Protein and Polyamine Biotinylation: Biotin may play a role in the regulation of transcription and DNA repair. Under certain conditions, the enzyme biotinidase appears to function as a biotin transferase and transfer biotin to lysyl residues of histones and polyamines. Histones are important proteins that affect chromatin structure and access to DNA by regulatory and repair proteins. Biotinylation of histones may have a role in silencing of genes and cellular response to DNA damage. Polyamines are involved in important mitochondrial functions.

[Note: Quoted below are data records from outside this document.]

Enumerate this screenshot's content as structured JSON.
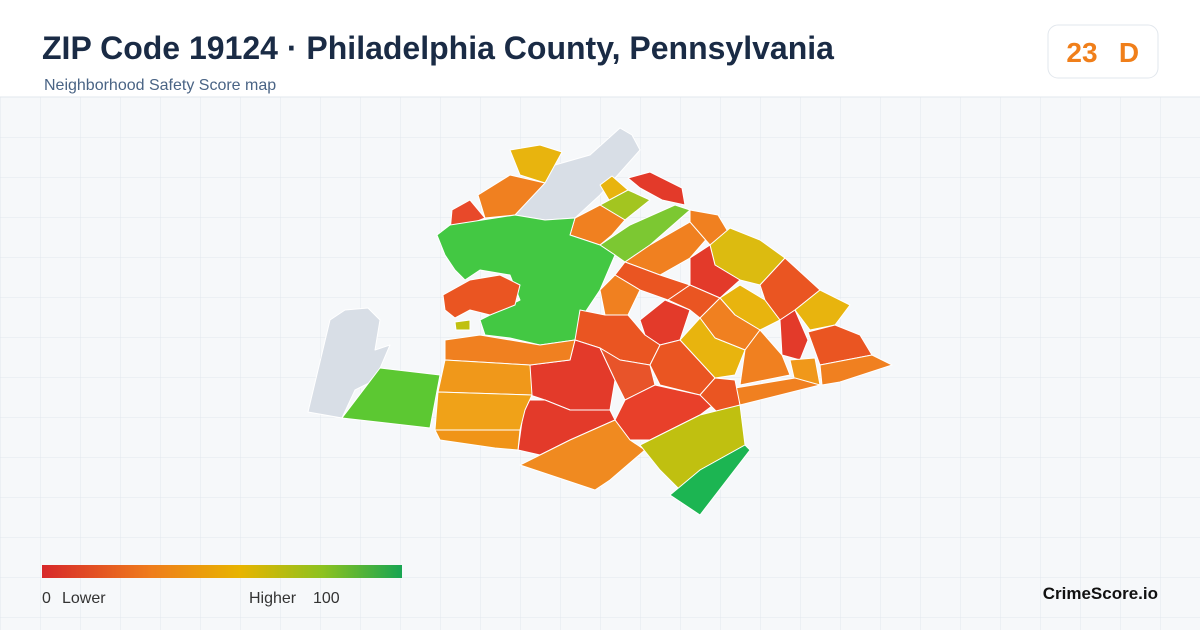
{
  "header": {
    "title": "ZIP Code 19124 · Philadelphia County, Pennsylvania",
    "subtitle": "Neighborhood Safety Score map"
  },
  "badge": {
    "score": 23,
    "grade": "D"
  },
  "legend": {
    "min": 0,
    "min_label": "Lower",
    "max_label": "Higher",
    "max": 100
  },
  "footer": {
    "brand": "CrimeScore.io"
  }
}
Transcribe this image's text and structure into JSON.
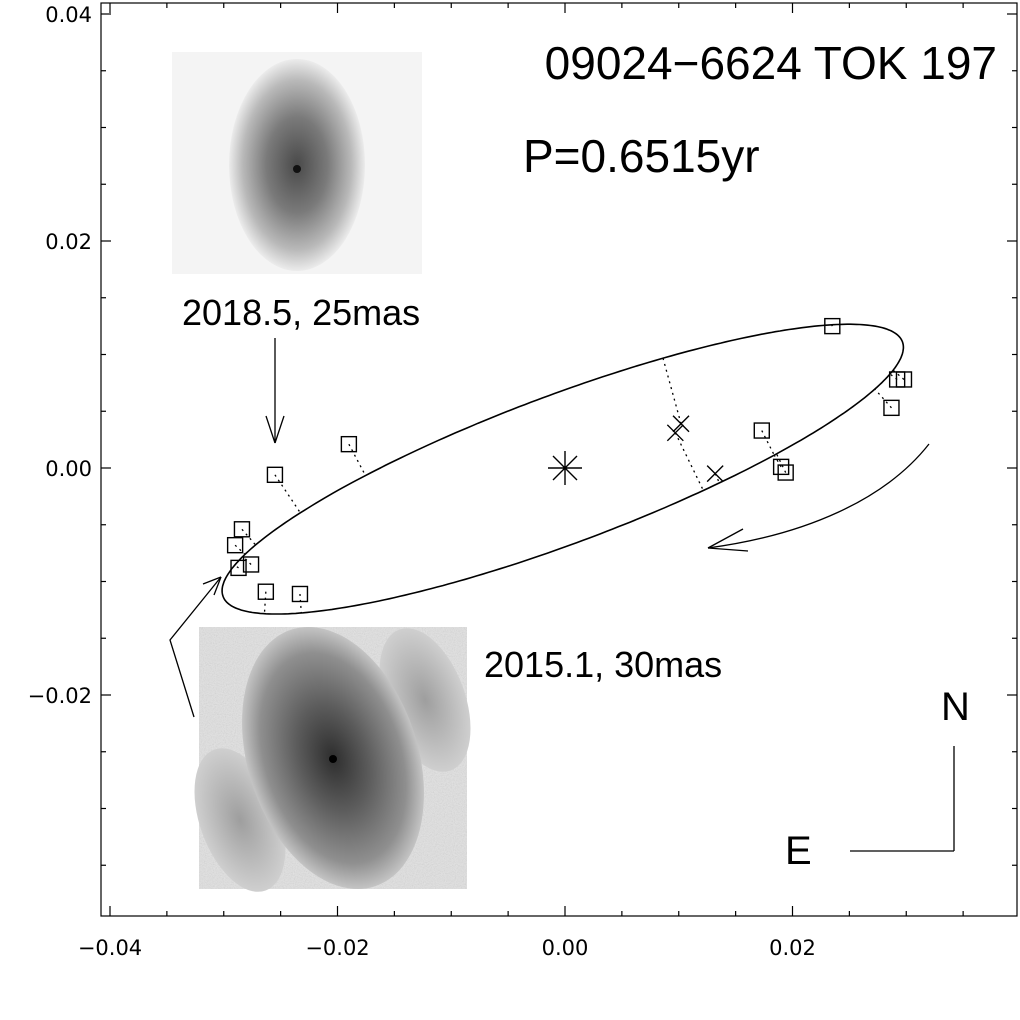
{
  "chart_data": {
    "type": "scatter",
    "title": "09024−6624  TOK 197",
    "subtitle": "P=0.6515yr",
    "xlabel": "",
    "ylabel": "",
    "xlim": [
      -0.04,
      0.0395
    ],
    "ylim": [
      -0.0395,
      0.041
    ],
    "x_ticks": [
      {
        "value": -0.04,
        "label": "−0.04"
      },
      {
        "value": -0.02,
        "label": "−0.02"
      },
      {
        "value": 0.0,
        "label": "0.00"
      },
      {
        "value": 0.02,
        "label": "0.02"
      }
    ],
    "y_ticks": [
      {
        "value": 0.04,
        "label": "0.04"
      },
      {
        "value": 0.02,
        "label": "0.02"
      },
      {
        "value": 0.0,
        "label": "0.00"
      },
      {
        "value": -0.02,
        "label": "−0.02"
      }
    ],
    "primary_star": {
      "x": 0.0,
      "y": 0.0,
      "marker": "asterisk"
    },
    "orbit": {
      "center": [
        -0.0002,
        -0.0001
      ],
      "semi_major": 0.0319,
      "semi_minor": 0.0065,
      "angle_deg": 20.6
    },
    "observations": [
      {
        "x": 0.0235,
        "y": 0.0125
      },
      {
        "x": 0.0298,
        "y": 0.0078
      },
      {
        "x": 0.0292,
        "y": 0.0078
      },
      {
        "x": 0.0287,
        "y": 0.0053
      },
      {
        "x": 0.0173,
        "y": 0.0033
      },
      {
        "x": 0.019,
        "y": 0.0001
      },
      {
        "x": 0.0194,
        "y": -0.0004
      },
      {
        "x": -0.019,
        "y": 0.0021
      },
      {
        "x": -0.0255,
        "y": -0.0006
      },
      {
        "x": -0.0284,
        "y": -0.0054
      },
      {
        "x": -0.029,
        "y": -0.0068
      },
      {
        "x": -0.0276,
        "y": -0.0085
      },
      {
        "x": -0.0287,
        "y": -0.0088
      },
      {
        "x": -0.0263,
        "y": -0.0109
      },
      {
        "x": -0.0233,
        "y": -0.0111
      }
    ],
    "predicted": [
      {
        "x": 0.0097,
        "y": 0.0031
      },
      {
        "x": 0.0102,
        "y": 0.0039
      },
      {
        "x": 0.0132,
        "y": -0.0005
      }
    ],
    "annotations": [
      {
        "text": "2018.5, 25mas"
      },
      {
        "text": "2015.1, 30mas"
      }
    ],
    "compass": {
      "north": "N",
      "east": "E"
    },
    "colors": {
      "ink": "#000000",
      "background": "#ffffff",
      "speckle_dark": "#3a3a3a",
      "speckle_light": "#b8b8b8"
    }
  }
}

Biotin and histones outside the nucleus have some insulin-like activities. They increase the uptake of glucose and stimulate the synthesis of cGMP and formation of nitrous oxide. Biotin can induce glucokinase.

Biotin:

Vitamin H, CoEnzyme R

Biotin has a sulfur atom in its ring like thiamin and a transverse bond across the ring. Biotin has three asymmetric carbons and can exist as eight different isomers. Only the d-(+)-biotin, D-Biotin isomer is biologically active.

Formulation: C₁₀H₁₆N₂O₃S

Molecular Weight: 244.31

Isoelectric pH = 3.5

Biotin is:

• water-soluble;
• soluble in dilute alkali and hot water;
• relatively stable at acidic and neutral pH range

Biocytin:

Freely soluble in water

Precursor form of biotin, converted to biotin by biotinase.

Biotin Stability: Biotin is a relatively stable vitamin under physiological conditions, but it may be susceptible to elements of oxidative stress. Peroxidized unsaturated fatty acids or exposure to ultraviolet radiation may inactivate biotin. Partial protection by vitamin E suggests that this inactivation probably occurs by fatty acids mediated free radical attack on biotin. The most susceptible site is probably the sulfur atom. Oxidation products of biotin are biotin sulfoxide and biotin sulfone. Other agents that may inactive biotin are formaldehyde, nitrous acid and choline.